Groveland sets example as lawmakers near vote on office to aid abandoned Black cemeteries
A bill nearing passage in the Florida House would create the Historic Cemeteries Program, with the tools, expertise and funding to help restore abandoned African American cemeteries.
Meanwhile in Groveland, the fire chief is spearheading an effort to realize that vision at the local level.
The Abandoned and Historic Cemeteries bill -- House Bill 49 -- by Democrat Fentrice Driskell of Tampa has sailed through its committees with bipartisan support. It awaits a final vote on the House floor.
Driskell says it will benefit all communities and will enact the recommendations of a statewide task force on historic African American cemeteries.
"It took two years to get the task force," she said during a recent hearing. "It's getting two years to get the recommendations enacted. But finally the state will establish an office of historic cemeteries."
The city of Groveland is charging ahead with its own efforts -- bolstered by state funds -- to restore its long-abandoned Black cemetery.
The Old Groveland Cemetery
Last week, Fire Chief Kevin Carroll was standing with 77-year-old Groveland native Sam Griffin on a sandy acre-and-a-quarter dotted with palm trees and a few gravestones at the edge of town.
It was a jungle a year ago with trees every few feet and vines everywhere. There were two huge invasive earpod trees. One of them had swallowed up the grave of a World War I veteran.
Griffin said that clearing the Old Groveland Cemetery -- known officially as the Oak Tree Union Colored Cemetery of Taylorville -- took 37 truckloads.
"Axes, shovels, hoes, chainsaws, weedkiller," Griffin said. "Whatever we had to do that's what we did. We dug up stumps, we were digging up with old-fashioned grubbing hoes. They laughed at me because I still had some of these old relics. But they worked."
Griffin’s uncle and namesake -- World War I veteran Samuel Griffin -- was buried here in 1935.
Griffin said he’s volunteered many back-breaking hours and made a lot of friends in the process. For him, it’s about recognizing and respecting their lives even in death.
"I just wanted to try to do everything I could to let people know that, hey, they were human at one time, too," he said.
Chief Carroll said the volunteers and business people working to restore the old cemetery check their skin color and politics at the door.
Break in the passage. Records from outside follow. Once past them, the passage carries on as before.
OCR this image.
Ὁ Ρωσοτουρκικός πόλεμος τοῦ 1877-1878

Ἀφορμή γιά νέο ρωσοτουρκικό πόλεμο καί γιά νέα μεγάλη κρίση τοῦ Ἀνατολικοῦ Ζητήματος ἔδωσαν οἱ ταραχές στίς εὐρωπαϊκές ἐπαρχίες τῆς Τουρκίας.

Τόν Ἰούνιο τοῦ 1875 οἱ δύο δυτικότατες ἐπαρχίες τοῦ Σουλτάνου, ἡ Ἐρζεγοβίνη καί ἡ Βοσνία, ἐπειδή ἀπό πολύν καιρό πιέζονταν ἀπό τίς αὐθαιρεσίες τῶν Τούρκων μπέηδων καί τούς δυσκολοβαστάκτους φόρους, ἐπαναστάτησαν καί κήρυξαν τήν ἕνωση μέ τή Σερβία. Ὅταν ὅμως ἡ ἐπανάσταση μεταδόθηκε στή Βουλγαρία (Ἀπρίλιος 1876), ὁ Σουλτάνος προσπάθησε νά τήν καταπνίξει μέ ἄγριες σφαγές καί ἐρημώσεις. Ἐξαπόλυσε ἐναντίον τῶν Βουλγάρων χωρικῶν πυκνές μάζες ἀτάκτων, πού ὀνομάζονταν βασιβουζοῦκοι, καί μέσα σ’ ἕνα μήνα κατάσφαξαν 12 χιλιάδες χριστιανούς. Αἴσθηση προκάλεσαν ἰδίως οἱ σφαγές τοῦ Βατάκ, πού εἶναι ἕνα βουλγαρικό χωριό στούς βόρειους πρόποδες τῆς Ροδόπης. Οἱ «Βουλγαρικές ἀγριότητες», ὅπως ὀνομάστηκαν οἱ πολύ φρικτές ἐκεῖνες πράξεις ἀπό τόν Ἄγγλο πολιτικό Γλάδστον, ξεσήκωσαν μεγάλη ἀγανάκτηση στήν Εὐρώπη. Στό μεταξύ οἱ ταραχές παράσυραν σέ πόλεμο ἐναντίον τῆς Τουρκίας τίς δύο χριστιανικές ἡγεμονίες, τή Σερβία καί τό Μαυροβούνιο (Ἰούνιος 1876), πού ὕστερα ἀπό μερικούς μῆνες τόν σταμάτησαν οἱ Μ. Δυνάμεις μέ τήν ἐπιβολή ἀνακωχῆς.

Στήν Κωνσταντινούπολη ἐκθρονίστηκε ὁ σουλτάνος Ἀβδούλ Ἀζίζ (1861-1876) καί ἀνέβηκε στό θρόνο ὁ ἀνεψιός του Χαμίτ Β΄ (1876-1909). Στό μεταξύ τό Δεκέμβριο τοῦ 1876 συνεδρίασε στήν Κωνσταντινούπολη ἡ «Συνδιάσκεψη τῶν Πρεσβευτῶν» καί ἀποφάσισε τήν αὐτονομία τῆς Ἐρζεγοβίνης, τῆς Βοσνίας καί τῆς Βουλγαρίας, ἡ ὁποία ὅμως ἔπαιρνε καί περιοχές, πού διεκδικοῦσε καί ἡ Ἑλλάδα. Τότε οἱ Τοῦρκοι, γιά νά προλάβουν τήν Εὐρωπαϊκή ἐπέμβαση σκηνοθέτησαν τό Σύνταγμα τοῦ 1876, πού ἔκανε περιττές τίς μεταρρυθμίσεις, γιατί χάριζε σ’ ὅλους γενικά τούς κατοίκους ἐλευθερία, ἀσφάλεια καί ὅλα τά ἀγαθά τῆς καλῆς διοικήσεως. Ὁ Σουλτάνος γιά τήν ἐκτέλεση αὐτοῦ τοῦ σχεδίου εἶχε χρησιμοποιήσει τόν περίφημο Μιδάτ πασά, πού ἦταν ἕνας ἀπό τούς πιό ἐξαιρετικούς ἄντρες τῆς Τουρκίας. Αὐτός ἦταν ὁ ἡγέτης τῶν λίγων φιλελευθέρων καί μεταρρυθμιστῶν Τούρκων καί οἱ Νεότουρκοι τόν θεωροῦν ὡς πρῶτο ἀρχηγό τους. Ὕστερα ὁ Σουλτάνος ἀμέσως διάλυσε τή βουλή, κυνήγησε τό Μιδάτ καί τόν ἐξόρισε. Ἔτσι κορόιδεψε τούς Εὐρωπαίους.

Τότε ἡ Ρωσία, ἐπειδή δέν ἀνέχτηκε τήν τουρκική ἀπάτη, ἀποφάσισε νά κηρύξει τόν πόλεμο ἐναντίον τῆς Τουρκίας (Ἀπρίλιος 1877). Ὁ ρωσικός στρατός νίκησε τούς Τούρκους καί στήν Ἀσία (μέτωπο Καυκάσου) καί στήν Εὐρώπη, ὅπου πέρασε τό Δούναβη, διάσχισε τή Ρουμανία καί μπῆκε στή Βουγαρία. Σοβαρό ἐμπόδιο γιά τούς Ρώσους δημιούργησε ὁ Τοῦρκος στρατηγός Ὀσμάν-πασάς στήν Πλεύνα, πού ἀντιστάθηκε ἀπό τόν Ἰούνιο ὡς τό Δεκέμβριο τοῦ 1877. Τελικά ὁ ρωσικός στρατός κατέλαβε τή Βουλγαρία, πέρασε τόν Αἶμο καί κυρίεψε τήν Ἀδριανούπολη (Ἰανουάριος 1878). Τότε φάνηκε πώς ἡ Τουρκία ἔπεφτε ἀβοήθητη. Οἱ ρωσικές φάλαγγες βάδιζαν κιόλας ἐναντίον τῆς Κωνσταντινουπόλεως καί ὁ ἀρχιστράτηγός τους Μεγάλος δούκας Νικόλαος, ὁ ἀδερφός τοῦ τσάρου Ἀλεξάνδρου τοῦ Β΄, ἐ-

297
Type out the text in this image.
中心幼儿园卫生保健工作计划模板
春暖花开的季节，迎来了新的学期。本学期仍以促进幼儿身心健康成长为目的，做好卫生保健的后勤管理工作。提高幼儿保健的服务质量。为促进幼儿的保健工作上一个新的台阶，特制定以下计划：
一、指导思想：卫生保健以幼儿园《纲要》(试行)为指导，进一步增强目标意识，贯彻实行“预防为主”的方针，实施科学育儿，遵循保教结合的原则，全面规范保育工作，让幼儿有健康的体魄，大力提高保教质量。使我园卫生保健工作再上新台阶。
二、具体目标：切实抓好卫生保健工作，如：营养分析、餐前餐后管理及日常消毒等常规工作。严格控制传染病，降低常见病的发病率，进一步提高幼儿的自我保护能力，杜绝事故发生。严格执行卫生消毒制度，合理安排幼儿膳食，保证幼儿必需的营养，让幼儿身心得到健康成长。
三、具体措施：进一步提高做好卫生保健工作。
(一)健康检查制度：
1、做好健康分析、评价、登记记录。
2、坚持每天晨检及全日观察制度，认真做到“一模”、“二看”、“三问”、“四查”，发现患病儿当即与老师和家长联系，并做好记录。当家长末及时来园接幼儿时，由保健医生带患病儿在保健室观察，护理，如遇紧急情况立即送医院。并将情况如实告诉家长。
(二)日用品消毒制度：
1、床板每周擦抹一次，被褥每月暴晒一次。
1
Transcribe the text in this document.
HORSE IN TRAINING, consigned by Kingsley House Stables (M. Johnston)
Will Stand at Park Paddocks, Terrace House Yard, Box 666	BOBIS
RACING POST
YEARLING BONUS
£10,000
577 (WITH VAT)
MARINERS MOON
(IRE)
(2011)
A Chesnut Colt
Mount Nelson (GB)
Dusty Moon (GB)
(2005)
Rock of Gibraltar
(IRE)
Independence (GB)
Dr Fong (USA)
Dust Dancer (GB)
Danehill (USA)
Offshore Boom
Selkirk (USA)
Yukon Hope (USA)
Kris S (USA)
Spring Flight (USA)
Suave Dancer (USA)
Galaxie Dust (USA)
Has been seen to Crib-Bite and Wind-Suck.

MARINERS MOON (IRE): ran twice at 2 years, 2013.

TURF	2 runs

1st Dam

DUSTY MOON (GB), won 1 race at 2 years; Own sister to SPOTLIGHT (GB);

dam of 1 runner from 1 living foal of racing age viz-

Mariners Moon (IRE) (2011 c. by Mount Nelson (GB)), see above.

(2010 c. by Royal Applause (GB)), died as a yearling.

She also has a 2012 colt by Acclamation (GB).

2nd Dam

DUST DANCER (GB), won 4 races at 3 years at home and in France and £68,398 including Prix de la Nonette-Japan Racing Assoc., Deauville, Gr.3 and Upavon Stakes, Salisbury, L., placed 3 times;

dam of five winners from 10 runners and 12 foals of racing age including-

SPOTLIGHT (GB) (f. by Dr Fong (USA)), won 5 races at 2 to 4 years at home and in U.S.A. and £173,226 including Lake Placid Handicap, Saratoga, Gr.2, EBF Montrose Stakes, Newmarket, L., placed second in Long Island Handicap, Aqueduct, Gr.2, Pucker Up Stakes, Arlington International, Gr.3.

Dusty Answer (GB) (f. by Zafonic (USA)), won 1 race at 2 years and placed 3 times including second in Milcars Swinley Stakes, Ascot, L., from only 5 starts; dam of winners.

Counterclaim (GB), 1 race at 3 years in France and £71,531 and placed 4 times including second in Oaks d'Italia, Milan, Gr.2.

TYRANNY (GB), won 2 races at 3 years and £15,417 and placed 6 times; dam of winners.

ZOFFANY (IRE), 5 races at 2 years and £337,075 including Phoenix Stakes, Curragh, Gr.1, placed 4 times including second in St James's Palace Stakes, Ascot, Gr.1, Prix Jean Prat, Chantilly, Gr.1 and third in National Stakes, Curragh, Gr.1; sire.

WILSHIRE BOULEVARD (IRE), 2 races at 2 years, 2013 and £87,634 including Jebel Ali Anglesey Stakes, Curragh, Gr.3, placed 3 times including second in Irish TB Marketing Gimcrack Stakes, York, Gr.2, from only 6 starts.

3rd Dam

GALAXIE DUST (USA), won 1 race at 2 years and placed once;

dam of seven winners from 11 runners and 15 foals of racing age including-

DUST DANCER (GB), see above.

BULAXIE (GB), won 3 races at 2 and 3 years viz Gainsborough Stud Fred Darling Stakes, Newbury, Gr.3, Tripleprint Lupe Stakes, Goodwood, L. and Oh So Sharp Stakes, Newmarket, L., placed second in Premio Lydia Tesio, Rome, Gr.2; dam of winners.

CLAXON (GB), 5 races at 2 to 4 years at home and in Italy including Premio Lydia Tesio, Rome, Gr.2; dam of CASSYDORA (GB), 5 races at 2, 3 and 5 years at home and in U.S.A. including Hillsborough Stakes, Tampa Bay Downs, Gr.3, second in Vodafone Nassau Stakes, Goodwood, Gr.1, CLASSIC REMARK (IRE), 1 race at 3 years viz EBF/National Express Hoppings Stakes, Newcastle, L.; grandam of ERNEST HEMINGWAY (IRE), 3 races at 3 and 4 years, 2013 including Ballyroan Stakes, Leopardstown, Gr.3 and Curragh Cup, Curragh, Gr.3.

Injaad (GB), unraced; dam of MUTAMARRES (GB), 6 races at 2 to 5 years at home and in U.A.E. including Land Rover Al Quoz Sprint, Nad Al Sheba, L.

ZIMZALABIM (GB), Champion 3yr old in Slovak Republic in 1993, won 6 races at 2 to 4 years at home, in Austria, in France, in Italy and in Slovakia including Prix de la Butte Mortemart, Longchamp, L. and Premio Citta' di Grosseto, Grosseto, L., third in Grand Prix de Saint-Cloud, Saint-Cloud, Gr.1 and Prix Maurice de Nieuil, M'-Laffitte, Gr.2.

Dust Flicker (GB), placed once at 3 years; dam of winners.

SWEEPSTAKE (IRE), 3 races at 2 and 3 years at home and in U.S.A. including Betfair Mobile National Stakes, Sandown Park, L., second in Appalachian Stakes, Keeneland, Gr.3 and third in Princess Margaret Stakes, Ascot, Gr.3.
"You're here for one reason and one reason only, and that is to bring respect, dignity and honor to, not only to these civilians that are buried here, but these World War I veterans who are buried here, who all deserve better than what happened here," Carroll said.
The cemetery was founded between 1895 and 1900. It was abandoned for 70 years, and many headstones were stolen or desecrated.
Carroll said 18 gravestones remain. Some bear the names of veterans and members of fraternal organizations -- the Masons, the Odd Fellows, the Knight of Pythias and the Heroines of Jericho.
Ground-penetrating radar found 229 additional graves, Carroll said. "Then you have to add anywhere from 10 to 20 percent more for small children and people who may not have been buried in caskets. So there could be as many as 275 here."
Carroll says researchers found names, too, on more than 200 death certificates that reference the cemetery, the only burial site available for Black people in the Groveland area during those segregated times.
Groveland is working with a nearly $500,000 state grant to restore it. Pillars and a wall are going up. There’ll be markers for all the graves, an educational kiosk, a children's corner, a winding path, and a veterans corner, too.
"When we rededicate this cemetery, these military veterans here will get the send-off they never got back in the day," Carroll added.
'Showcase' for Florida history
University of South Florida anthropology professor Antoinette Jackson founded The Black Cemetery Network, which tells the unique story of this historic graveyard, 19 others in Florida and many more around the U.S.
The total number in Florida is unclear, but Jackson said those listed are but a small fraction.
She said these neglected Black cemeteries exist as they do because people of African descent were denied the full rights of citizenship through most of American history.
"As farther back you go in history and not too far back, really, you start to uncover the fact that these differences did live in the landscape," Jackson said. "They lived in community. They still exist. And these cemeteries showcase that."
And that, she said, is why they are so important for Black history and for the history of Florida.